$2 Billion more for clunkers
Fri, 08/07/2009 - 1:46pm | by mides
WASHINGTON — The Senate approved providing another $2 billion for the “cash for clunkers” program on Thursday night, keeping it alive through the month of August.
Senators voted 60 to 37 to continue the auto-purchase program, which quickly spent the previously allocated $1 billion. President Obama signed the legislation into law on Friday morning in the Oval Office, Robert Gibbs, the White House press secretary, said, paving the way for the money to be immediately available.
The House approved an additional $2 billion last Friday, before its summer recess. That left the Senate with a take-it-or-leave-it proposition, because if it made any changes, the House would have to take up the Senate version in September.
The Senate spent much of the afternoon and evening slogging through seven proposed amendments, all of which were defeated.

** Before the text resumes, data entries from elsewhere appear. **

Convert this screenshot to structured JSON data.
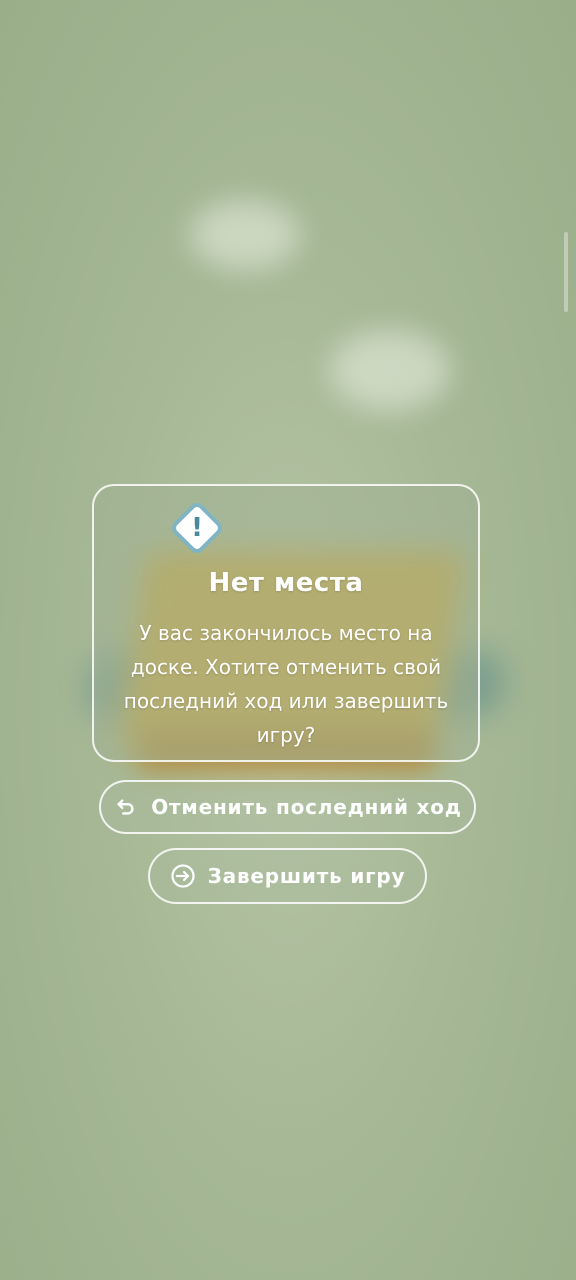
{
  "dialog": {
    "icon": "warning-icon",
    "title": "Нет места",
    "message": "У вас закончилось место на доске. Хотите отменить свой последний ход или завершить игру?"
  },
  "actions": {
    "undo_label": "Отменить последний ход",
    "undo_icon": "undo-arrow-icon",
    "finish_label": "Завершить игру",
    "finish_icon": "exit-arrow-icon"
  },
  "colors": {
    "background": "#a6b896",
    "accent_icon": "#7fb4c2",
    "text": "#ffffff"
  }
}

“We all know that if we change the bill it will die,” said Harry Reid, the Senate majority leader. The Senate is scheduled to begin its August recess on Friday. In the end, the bill passed largely along party lines, with 51 Democrats, 2 independents and 7 Republicans voting for it.
The “cash for clunkers” program offers rebates of $3,500 to $4,500 for trade-ins of vehicles with low fuel economy, if the buyer picks a more efficient replacement. The precise rules to qualify vary by category of vehicle.
The additional money is borrowed from another stimulus program, a loan program for green energy projects. But lawmakers want to replenish that, so the cash-for-clunkers extension spending will probably add to the federal deficit.
One amendment, offered by Judd Gregg, Republican of New Hampshire, would require that the program not place a burden on future generations.
The Obama administration has been arguing that the savings on gas spending would offset costs, and that the stimulus to the economy would be another benefit. Still, based on the popularity of the program, government officials expect that the additional $2 billion will be spent by Labor Day.
Dealers say they have made about a quarter-million new car sales incorporating the rebate, but entering the applications into the government computer system has been slowed by computer problems. The Transportation Department said Wednesday that more than 180,000 deals had been submitted, with a rebate value of $775.2 million.
About 45 percent of the cars bought under the program are from American manufacturers, about the same share as the overall car market. And many of the other new vehicles bought are made in America by foreign automakers, the department said.
A crucial question is how much Americans will actually save on gasoline. The Transportation Department said shoppers had been turning in the bigger vehicles and buying small sedans, with an average improvement of 9.6 miles a gallon.
But some industry experts pointed out that the “clunkers” being traded in tended to be the older vehicles kept as spare cars in multicar households, and driven very few miles every year.
“The new car doesn’t replace the clunker, it replaces the previous first car in the family,” said Lee Schipper, a transportation expert and researcher at theUniversity of California, Berkeley, and at Stanford University.
A question not addressed by the Senate was how long the clunkers would have been on the road anyway, absent the government payments.
Another question was how long the $2 billion would last and what would happen after that.
Even R. L. Polk, the auto market consulting firm, predicted in July that the program would handle only 200,000 cars in 2009, but it appears to have done 250,000 in July alone.
The program technically began on July 1, and some dealers began accepting trade-ins then. But the Transportation Department did not have the regulations written and the computers set up to accept applications until July 27, a Monday.
By that Thursday, although only a few thousand applications had been entered, the National Automobile Dealers Association told the Transportation Department that probably all the money had been committed.
The program caught public attention in a way that the Senate’s other recent concerns like health care legislation have not.